Things get complicated because Casanova has asked the hand of the blonde beauty, Victoria, the daughter of Donato, a wealthy Venetian. To complicate things, Giovanni, Francesca’s brother lusts after the beautiful Victoria from his window, across the street. To make matters worst, Francesca has a fianc? who is coming into town for the winter carnival. Paprizzio, the king of lard making in Italy, is a rotund figure to boot. Since Casanova gets to him as he arrives, he starts his own plan in disguising himself as Paprizzio, in order to get to Francesca, who detests Casanova.

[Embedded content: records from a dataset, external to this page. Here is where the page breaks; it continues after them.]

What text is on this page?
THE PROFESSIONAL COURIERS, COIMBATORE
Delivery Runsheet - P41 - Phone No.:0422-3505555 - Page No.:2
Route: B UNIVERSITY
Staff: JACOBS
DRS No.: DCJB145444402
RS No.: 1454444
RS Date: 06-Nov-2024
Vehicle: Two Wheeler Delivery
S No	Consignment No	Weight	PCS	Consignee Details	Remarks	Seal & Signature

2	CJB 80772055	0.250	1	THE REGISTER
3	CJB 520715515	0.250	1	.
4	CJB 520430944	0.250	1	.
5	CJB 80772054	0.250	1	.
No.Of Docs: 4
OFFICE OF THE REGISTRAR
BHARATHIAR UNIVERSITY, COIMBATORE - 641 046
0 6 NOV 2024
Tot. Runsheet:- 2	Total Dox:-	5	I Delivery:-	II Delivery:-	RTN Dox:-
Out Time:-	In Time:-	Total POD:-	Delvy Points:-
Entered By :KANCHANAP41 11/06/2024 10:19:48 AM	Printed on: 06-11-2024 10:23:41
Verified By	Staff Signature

When the man in charge of the Inquisition, Pucci, arrives in Venice, he makes it his priority to get Casanova, who is too clever to get himself caught by the cardinal. Later, though, when everything is revealed, Casanova redeems himself for taking the blame for having written the books that Pucci has deemed to be a heresy. At all ends well in a turn of events that save Casanova and Francesca from a sure death.

The surprise of “Casanova” is Oliver Platt. His take on the vain fat man, Paprizzio, is one of the funniest roles he has played on the screen in quite some time. Jeremy Irons is also excellent as Pucci, the evil man that sees heresy and sin everywhere. Natalie Dormer and Charlie Cox do also good work as Victoria and Giovanni. Omid Djalili is fun to watch as Lupo, Casanova’s loyal servant.

“Casanova” has a great musical score by Alexander Desplat who interlaced some of the beautiful music of the period with his own and it’s a joy to hear it in the background. Oliver Stapleton’s cinematography does wonders in creating the illusion of the Venice of the period. Jenny Beavan’s costumes reflect the era in which the action takes place.